News & Politics

Fake Statistics Created 'Rape Anxiety' Among Female Students

While a lot of digital ink has been spread on these pages regarding the negative impact of Title IX on men’s due process rights, it is important to remember that rape is a horrific crime that happens to far too many women each year — more than zero being far too many.

But the claim that massive numbers of women are sexually assaulted on college campuses is simply not true. And that false “one in four” figure is creating real anxiety in many college women:

What I’m talking about has a technical name: It’s rape anxiety. It’s the anxiety, the mundane, common anxiety — when you’re walking, when you’re going somewhere new, whatever — that there is a danger you could get raped. But more simply, what it feels like is fear. It feels like not being comfortable walking back to your own dorm, your home, and it feels like looking over your shoulder because it’s after 8 p.m. I keep telling myself that I’m overreacting, that really, the chances are so slim — but then I’m alone and walking to Toyon to do a p-set, and everything looks sinister in the orange street lights. It’s almost comical, except it’s not at all.

A lot has been said about the system, the culture, the beliefs that allow sexual assault to continue, and a lot has been written about the details about the assault itself. But this is smaller, and it’s less particular. It’s a general feeling of fear — it’s having to weigh the chance that you won’t be safe when deciding if you want to go to a meeting across campus at 9:30 p.m. And the more I talk about it with my friends, that more we kept coming back to the same ideas: It is so real to us, this fear. Whether you knew the term or not, we all knew the feeling — all feel it more often than would seem rational. And it’s not fair.

It’s not surprising that many women feel this way. After all, if one-quarter of the women in college are sexually assaulted, that means in your circle of friends, at least one of you will be the victim, right?

Well, as Heat Street points out, maybe not:

Karturi’s description of fear is even sadder, considering the misleading statistics so many universities commonly use to talk about sexual assault.

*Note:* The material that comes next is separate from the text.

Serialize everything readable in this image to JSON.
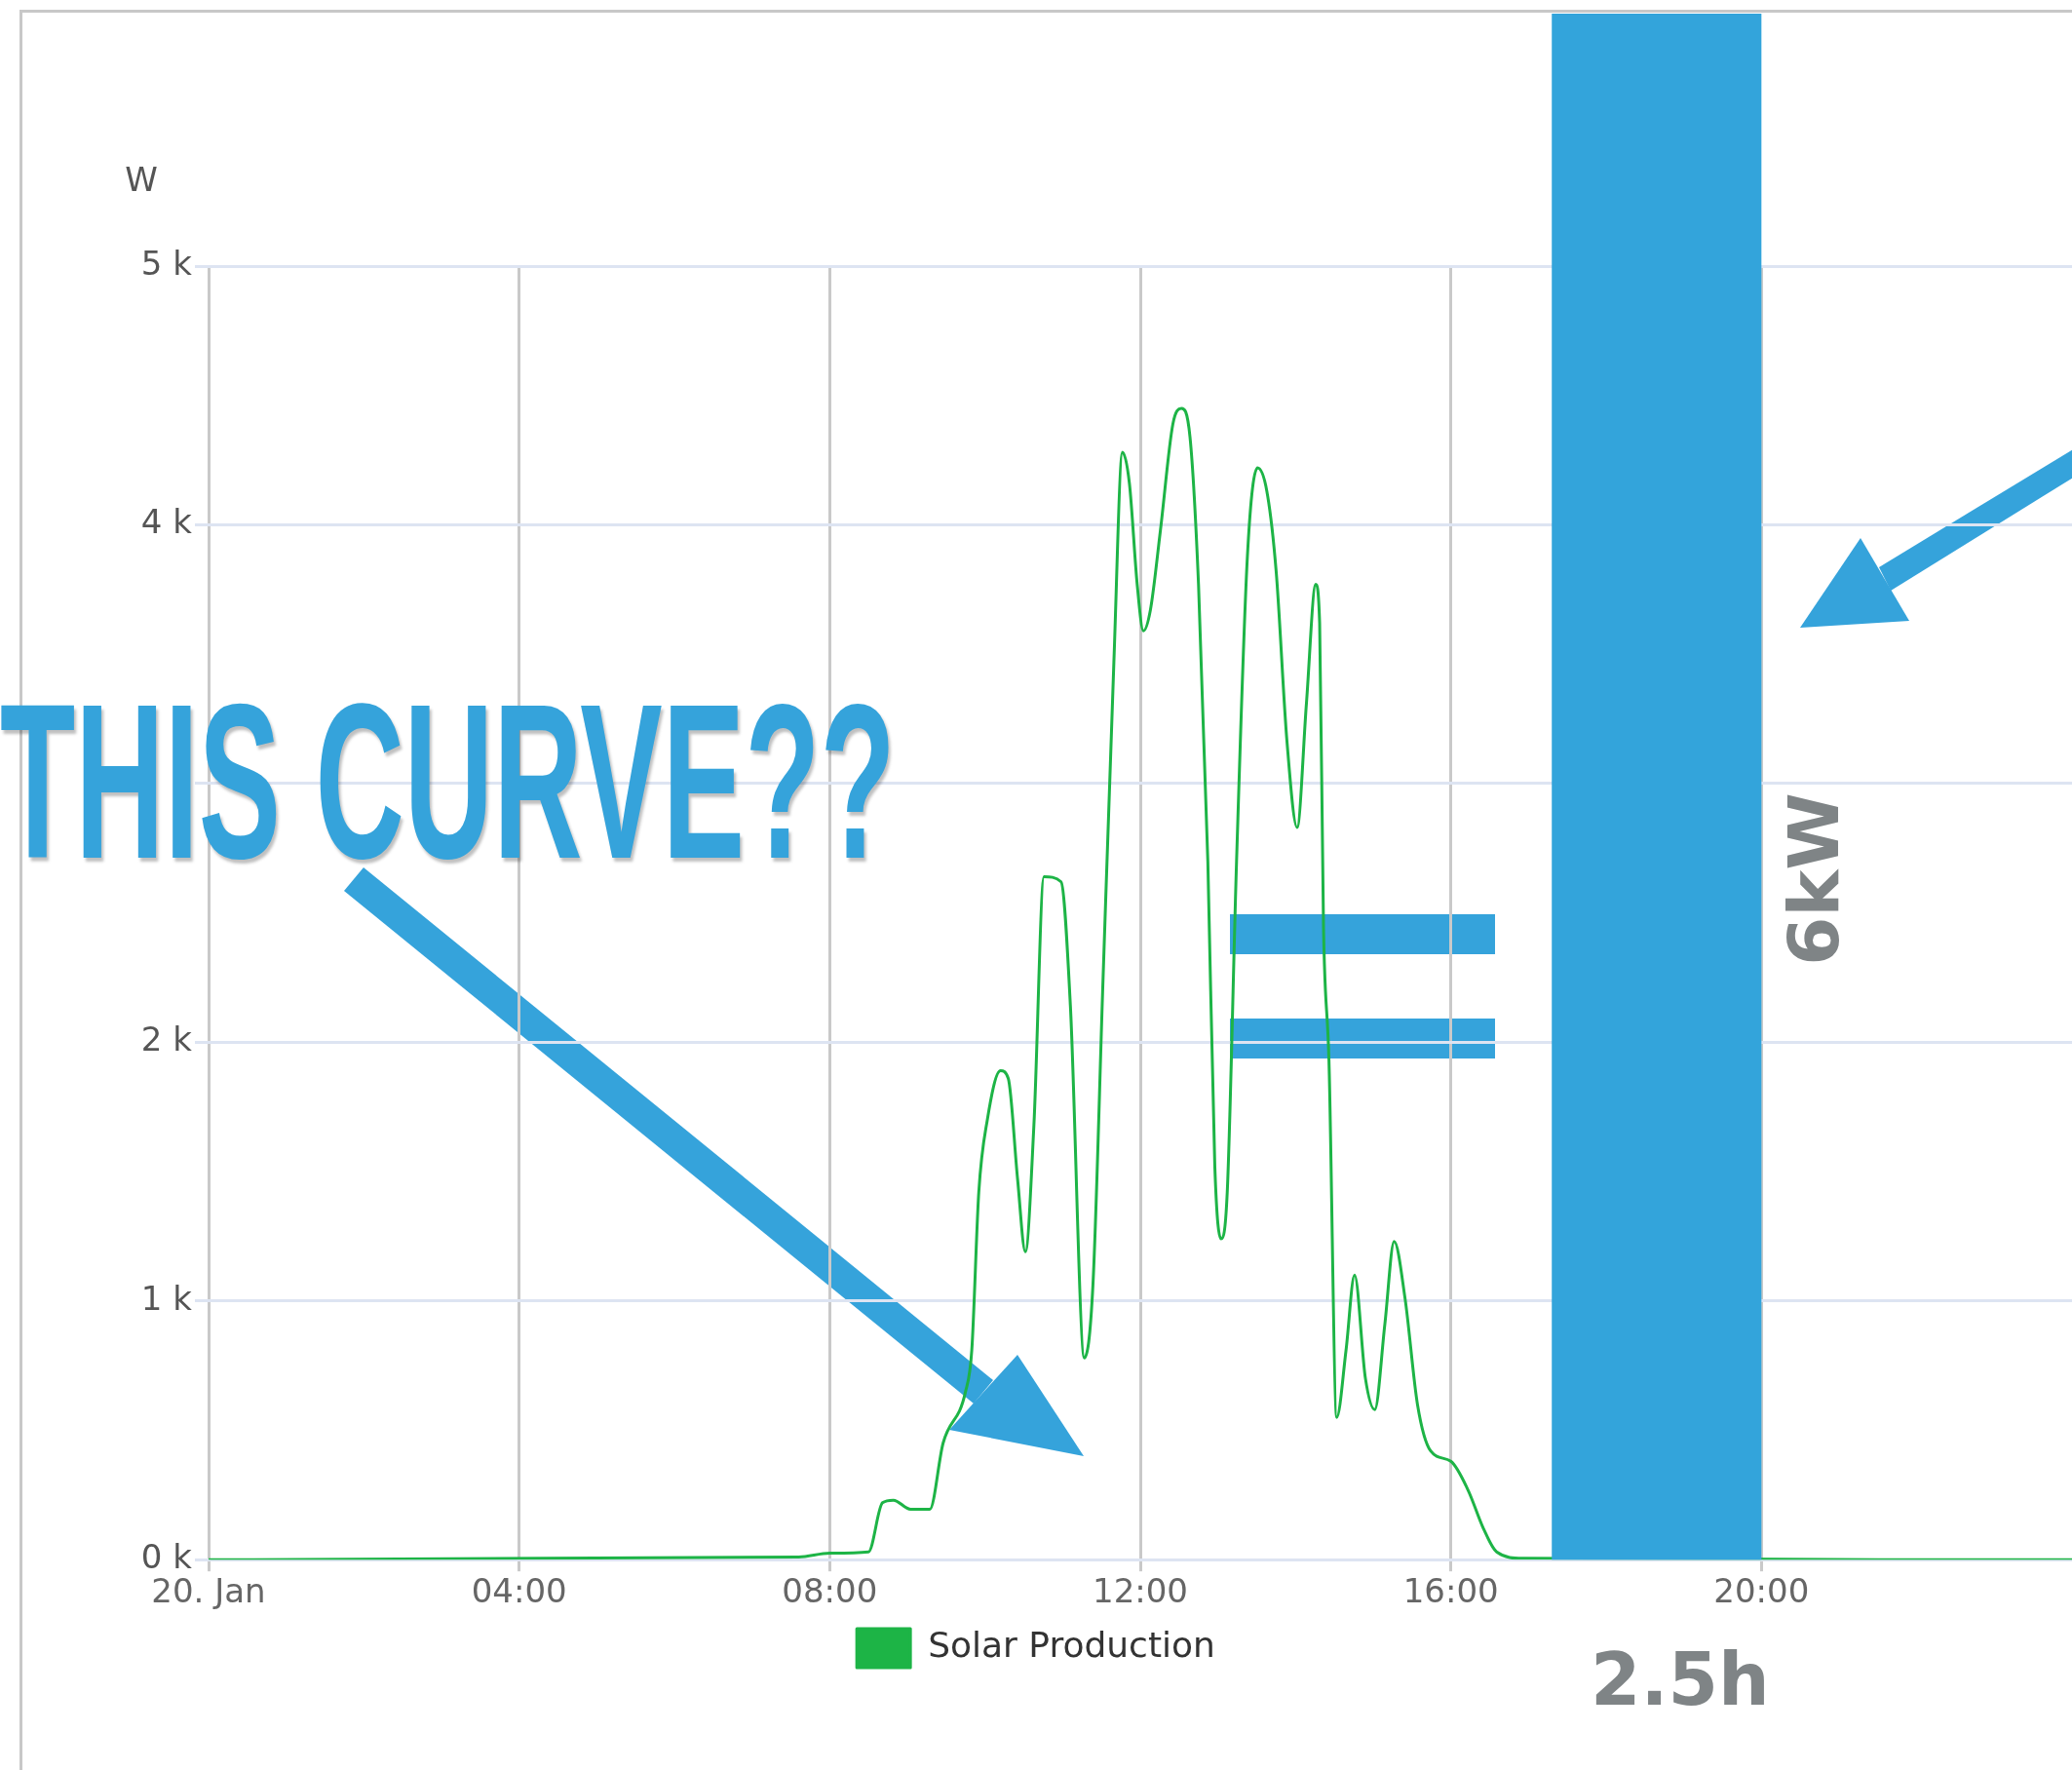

A much-hyped 2015 study by the Association of American Universities claimed that roughly one in four female college undergraduates had suffered sexual assault or misconduct.

But the survey’s definitions are broad. For example, an unwanted butt slap is factored into that one-in-four number just like rape, even though there’s a world of difference between the two.

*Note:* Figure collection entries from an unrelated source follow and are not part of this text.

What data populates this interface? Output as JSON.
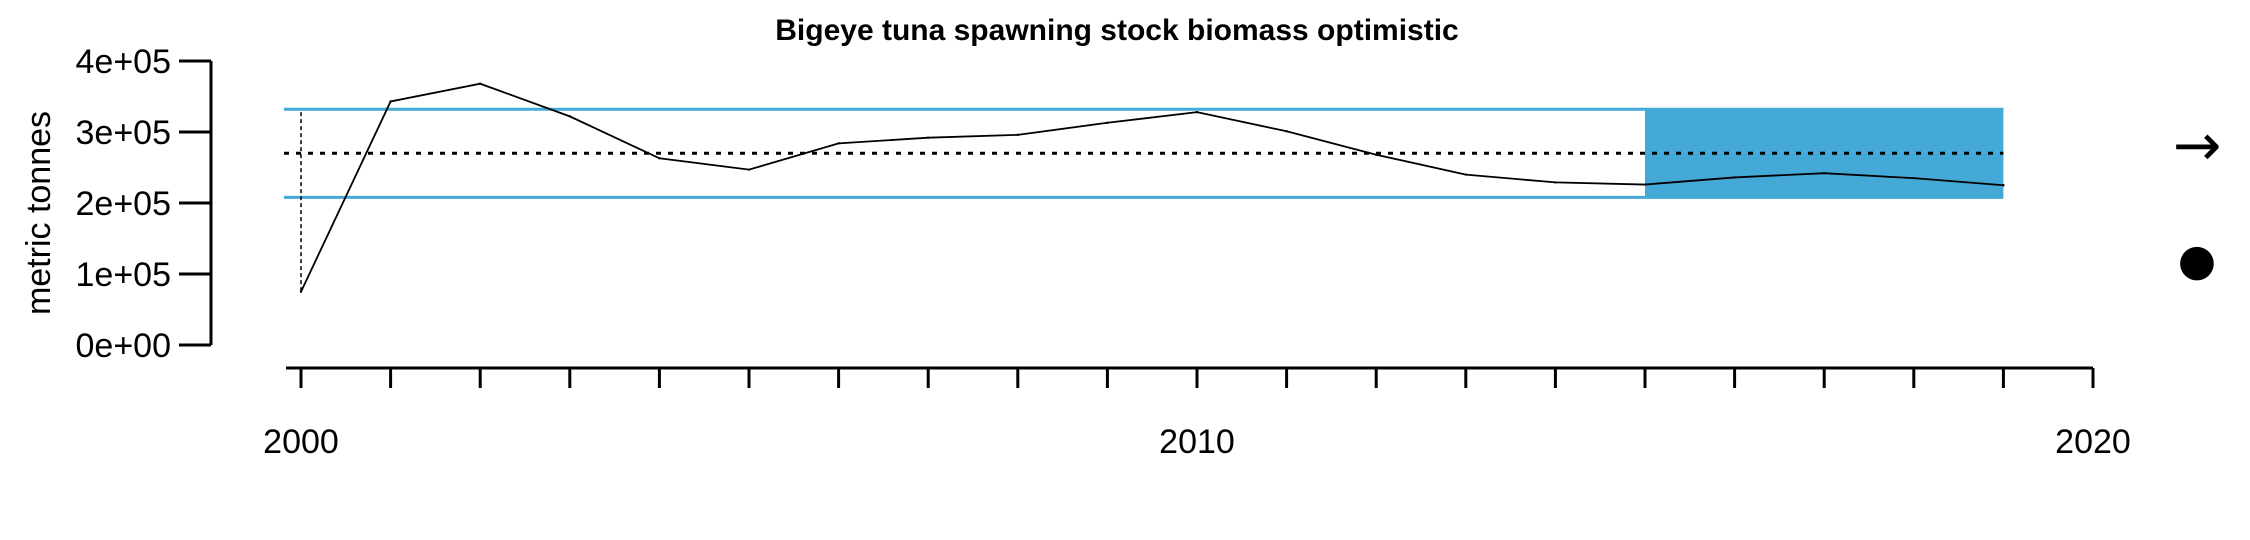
{
  "chart_data": {
    "type": "line",
    "title": "Bigeye tuna spawning stock biomass optimistic",
    "ylabel": "metric tonnes",
    "xlabel": "",
    "ylim": [
      0,
      400000
    ],
    "yticks": [
      "0e+00",
      "1e+05",
      "2e+05",
      "3e+05",
      "4e+05"
    ],
    "ytick_values": [
      0,
      100000,
      200000,
      300000,
      400000
    ],
    "xlim": [
      2000,
      2020
    ],
    "xticks_labeled": [
      "2000",
      "2010",
      "2020"
    ],
    "xtick_label_values": [
      2000,
      2010,
      2020
    ],
    "xticks_minor": [
      2000,
      2001,
      2002,
      2003,
      2004,
      2005,
      2006,
      2007,
      2008,
      2009,
      2010,
      2011,
      2012,
      2013,
      2014,
      2015,
      2016,
      2017,
      2018,
      2019,
      2020
    ],
    "series": [
      {
        "x": [
          2000,
          2001,
          2002,
          2003,
          2004,
          2005,
          2006,
          2007,
          2008,
          2009,
          2010,
          2011,
          2012,
          2013,
          2014,
          2015,
          2016,
          2017,
          2018,
          2019
        ],
        "values": [
          75000,
          343000,
          368000,
          322000,
          263000,
          247000,
          284000,
          292000,
          296000,
          313000,
          328000,
          301000,
          268000,
          240000,
          229000,
          226000,
          236000,
          242000,
          235000,
          225000
        ]
      }
    ],
    "mean_line": 270000,
    "band_lines": {
      "upper": 332000,
      "lower": 208000,
      "color": "#44a9d6"
    },
    "highlight_period": {
      "x_start": 2015,
      "x_end": 2019,
      "y_low": 208000,
      "y_high": 332000,
      "color": "#44a9d6"
    },
    "first_year_range": {
      "x": 2000,
      "y_low": 75000,
      "y_high": 328000
    },
    "indicators": {
      "trend": "→",
      "status": "●"
    }
  }
}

As the Daily Beast noted at the time, the U.S. Department of Justice reached totally different conclusions about sexual assault on campus. A 2014 report suggested that actually, about one in 53 women on campus experience rape or sexual assault.

Critics argue that the DOJ’s numbers aren’t accurate because many rapes aren’t reported. That is certainly true — but the wide discrepancy at least indicates that the AAU survey unnecessarily terrified a generation of women. That anxiety negatively impacts their life in a number of ways.

If feminists care about women more than the “cause,” perhaps they should be setting the record straight about the real level of danger out there.